On Tuesday, Ali Harzi, 26, a Tunisian national suspected of taking part in the September 11th attack on the U.S. consulate office in Benghazi, Libya, was freed due to a reported "lack of evidence."
Fox News has reported:
Harzi was one of very few people in custody in relation to the attack. U.S. officials said in December that Egypt had also arrested a member of the Islamic Jihad group for possible links to the attack, but in general they lamented a lack of cooperation from local governments in their investigation and said most suspects remained free.

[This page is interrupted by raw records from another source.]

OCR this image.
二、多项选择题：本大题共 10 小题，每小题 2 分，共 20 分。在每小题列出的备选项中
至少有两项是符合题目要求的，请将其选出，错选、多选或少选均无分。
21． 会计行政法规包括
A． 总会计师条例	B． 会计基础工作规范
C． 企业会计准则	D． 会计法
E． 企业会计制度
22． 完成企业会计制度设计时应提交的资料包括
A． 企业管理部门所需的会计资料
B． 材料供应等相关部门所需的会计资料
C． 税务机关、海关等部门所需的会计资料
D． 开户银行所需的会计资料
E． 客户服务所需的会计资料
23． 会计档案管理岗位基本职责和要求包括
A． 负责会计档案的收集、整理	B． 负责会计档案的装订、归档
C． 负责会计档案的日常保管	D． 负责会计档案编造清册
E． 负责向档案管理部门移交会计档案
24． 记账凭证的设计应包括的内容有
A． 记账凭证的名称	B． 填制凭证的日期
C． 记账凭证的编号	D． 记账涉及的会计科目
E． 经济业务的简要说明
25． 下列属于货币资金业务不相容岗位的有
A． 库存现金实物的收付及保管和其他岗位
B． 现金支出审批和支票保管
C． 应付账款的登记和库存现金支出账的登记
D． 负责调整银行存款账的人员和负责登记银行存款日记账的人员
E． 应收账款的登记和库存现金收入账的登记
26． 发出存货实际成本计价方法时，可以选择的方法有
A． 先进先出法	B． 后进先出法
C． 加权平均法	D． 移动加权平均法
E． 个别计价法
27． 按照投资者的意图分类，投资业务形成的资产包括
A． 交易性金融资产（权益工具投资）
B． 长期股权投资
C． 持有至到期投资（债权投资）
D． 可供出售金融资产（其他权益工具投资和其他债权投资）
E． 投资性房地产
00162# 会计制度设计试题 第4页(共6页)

Harzi's lawyer, Anwar Oued-Ali, said the presiding judge had "conditionally freed" his client Monday night and he has to remain in the greater Tunis area in case the court needs him. The lawyer described the release as "correcting an irregular situation" because authorities never had any real evidence
Harzi was originally detained in Turkey and in October was extradited to Tunisia, where authorities had said he was "strongly suspected" of being involved in the attack. His lawyer said he was officially charged with "membership of a terrorist organization" -- a charge punishable by six to 12 years in prison.
Harzi's father, Tahar, claims that his son is innocent and was simply working a construction project in the area when the attack too place.
However, Tahar also admitted that he encouraged his son to take up "jihad in the cause of God."
Of course, the attack took the lives of four Americans, including the U.S. Ambassador to Lybia, J. Christopher Stevens.
Over his career, Stevens served two diplomatic tours in Libya, and was confirmed as ambassador to that country by the Senate in May 2011.
It was widely reported that Stevens had been sexually abused before his death.
The last U.S. ambassador to be killed was Adolph Dubs, who was murdered during an attempted kidnapping in Afghanistan in 1979.
There have been a total of six U.S. ambassadors murdered while in office.